Hace quince años…
Se dice fácil… y rápido. Pero han pasado quince años del
mayor error que ha podido cometer Venezuela. Lo escribo con convicción. Porque
elegir a la revolución para gobernar fue un error catastrófico del cual no conseguimos
aún medir la proporciones.
La calidad de los gobiernos no se mide tan sólo en cifras
macroeconómicas. Tampoco alcanza el análisis de lo microeconómico. Hay mucho
más tapado tras los gritos y estruendos que han caracterizado la puesta en
escena en estos largos y dolorosos quince años.
Hay que poner sobre la mesa los problemas que se han
agravado o que han surgido. No es cierto que porque tengamos hoy una nación
extremadamente politizada hayamos conseguido progresar en materia ciudadana. Cuando
se cree que es "normal" 41% de abstención en un país politizado hasta
los tuétanos, se está enterrando el espejo y la cabeza. Por el contrario, a
quince años lo que sí tenemos es una sociedad exhausta, craquelada y en
permanente riesgo de guerra civil. El nivel de hostilidad y de odio que sufrimos
hoy sólo es comparable con los relatos de las guerras de independencia y federal.
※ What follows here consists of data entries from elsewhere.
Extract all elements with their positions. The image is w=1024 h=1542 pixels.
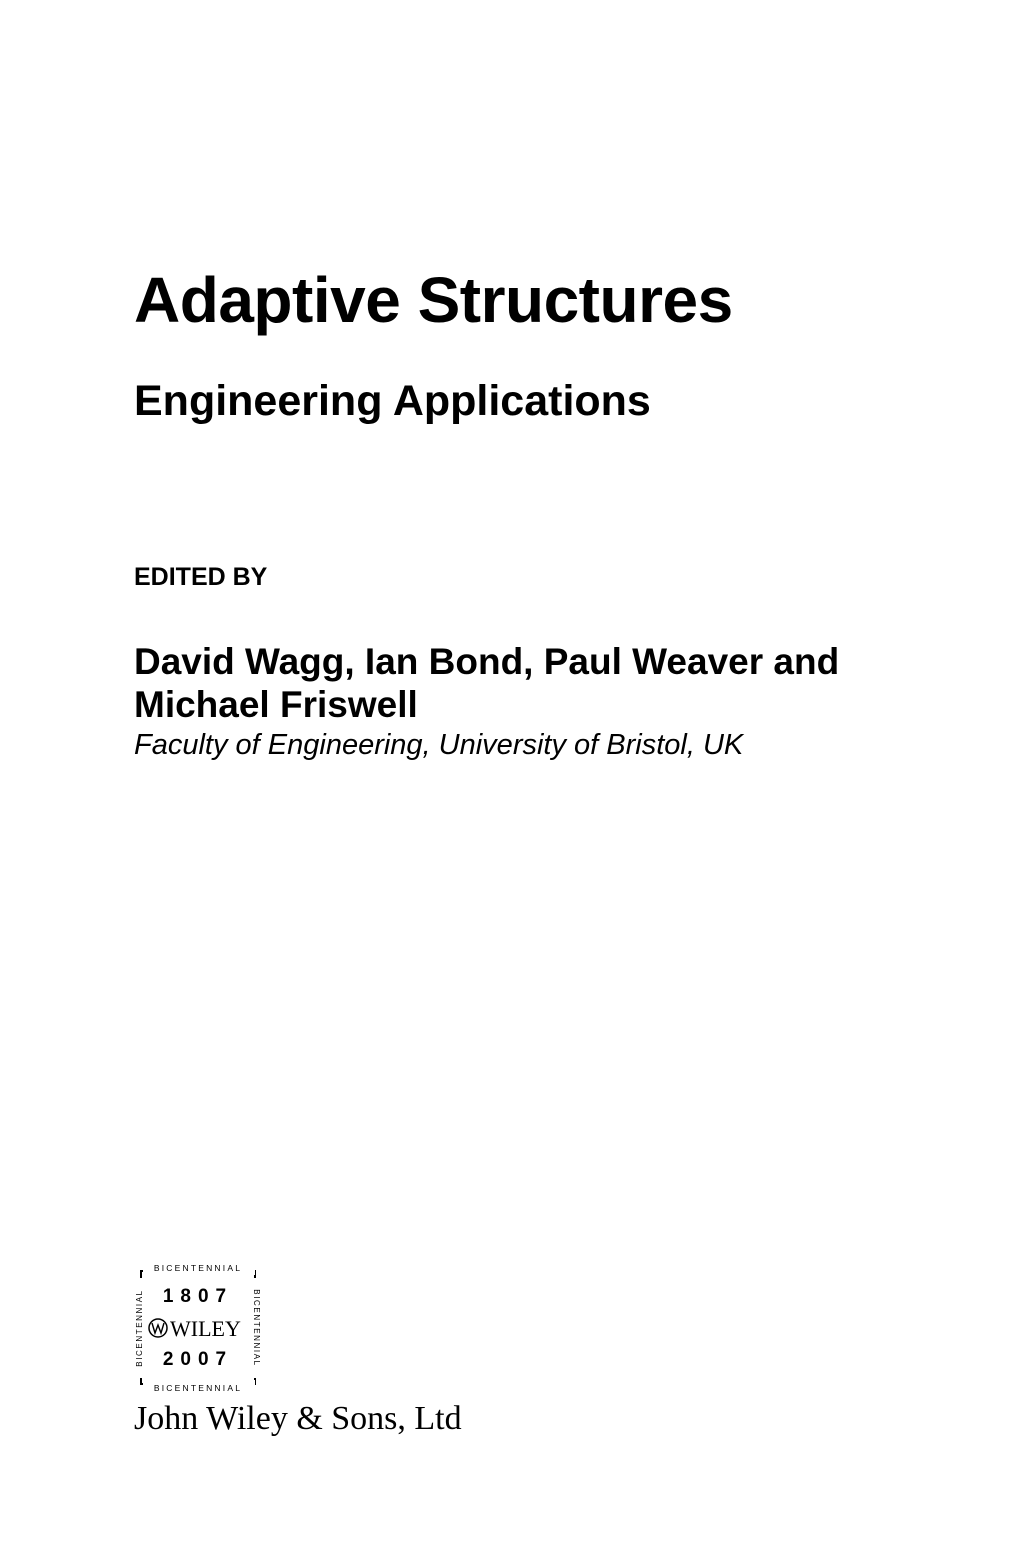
logo-border-text-top: BICENTENNIAL	[153, 1263, 243, 1273]
logo-year-end: 2007	[162, 1349, 234, 1370]
editors-line-1: David Wagg, Ian Bond, Paul Weaver and	[134, 641, 840, 682]
wiley-bicentennial-logo-graphic	[131, 1260, 265, 1394]
logo-brand: WILEY	[170, 1316, 241, 1341]
editors-list	[134, 640, 954, 726]
editors-line-2: Michael Friswell	[134, 684, 418, 725]
publisher-name: John Wiley & Sons, Ltd	[134, 1400, 462, 1437]
logo-border-text-bottom: BICENTENNIAL	[153, 1383, 243, 1393]
book-subtitle: Engineering Applications	[134, 377, 651, 425]
logo-border-text-right: BICENTENNIAL	[252, 1289, 261, 1367]
logo-year-start: 1807	[162, 1286, 234, 1307]
book-title: Adaptive Structures	[134, 264, 733, 336]
editors-affiliation: Faculty of Engineering, University of Bristol, UK	[134, 729, 744, 761]
wiley-bicentennial-logo	[131, 1260, 265, 1394]
edited-by-label: EDITED BY	[134, 563, 268, 591]
wiley-emblem-icon	[149, 1319, 167, 1337]
logo-border-text-left: BICENTENNIAL	[135, 1289, 144, 1367]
La gente es capaz de irse a los
golpes por un rollo de papel sanitario, por un paquete de harina, por un litro
de leche, por un antibiótico.
Los venezolanos andan en modo de éxodo. De un país que no
llega a 30 millones, más de un millón se encuentran en diáspora. Las embajadas
y consulados no se dan abasto para procesar las miles o millones de peticiones
de visas. Los jóvenes tienen las ojeras mojadas. Pero buscan visa para un
sueño, la visa que ya su propio país no les da.
Aman a su nación con pasión pero sienten que cada día hay más y más
empeño en sacarlos de aquí. Hicieron lo que les dijimos que hicieran, que estudiaran
con dedicación y empeño, que se formaran profesionalmente, que buscaran una
buena pareja y armaran familia. Cumplieron los pasos que les prometimos los
llevarían al progreso. Pero la promesa básica no se cumplió. Tienen razón cuando sienten que los traicionamos. Y la verdad es que les enseñamos lo único que sabíamos: a ser gente decente. Y eso no bastó.
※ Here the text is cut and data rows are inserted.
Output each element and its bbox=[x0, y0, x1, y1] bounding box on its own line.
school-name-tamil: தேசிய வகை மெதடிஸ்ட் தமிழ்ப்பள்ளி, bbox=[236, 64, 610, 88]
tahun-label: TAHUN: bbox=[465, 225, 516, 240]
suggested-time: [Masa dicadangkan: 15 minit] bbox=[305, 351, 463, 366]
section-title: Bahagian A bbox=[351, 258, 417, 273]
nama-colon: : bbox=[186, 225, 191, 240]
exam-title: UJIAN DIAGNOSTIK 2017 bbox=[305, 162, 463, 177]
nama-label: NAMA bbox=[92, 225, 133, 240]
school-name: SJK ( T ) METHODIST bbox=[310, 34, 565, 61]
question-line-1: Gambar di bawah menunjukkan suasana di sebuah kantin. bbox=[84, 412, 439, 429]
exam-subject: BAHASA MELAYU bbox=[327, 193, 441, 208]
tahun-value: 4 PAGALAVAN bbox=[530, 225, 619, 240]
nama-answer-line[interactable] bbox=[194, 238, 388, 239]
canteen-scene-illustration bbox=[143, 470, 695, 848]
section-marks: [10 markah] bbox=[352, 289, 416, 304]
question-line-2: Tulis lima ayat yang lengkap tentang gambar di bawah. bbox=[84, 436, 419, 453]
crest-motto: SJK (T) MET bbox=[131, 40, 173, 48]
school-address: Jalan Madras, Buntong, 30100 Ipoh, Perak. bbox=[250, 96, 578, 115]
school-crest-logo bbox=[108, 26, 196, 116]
Las familias, rotas, esparcidas por el planeta, se han
convertido en espacios que se mantienen porque hay la posibilidad de mensajes
de textos, de emails, de fotos por Instagram y de conversaciones por Skype. Los
domingos familiares desaparecieron de la agenda. No hay cómo reunir a los hijos
y nietos. Ahora tenemos familias virtuales.
¿Dónde, dónde, dónde está la “patria querida”?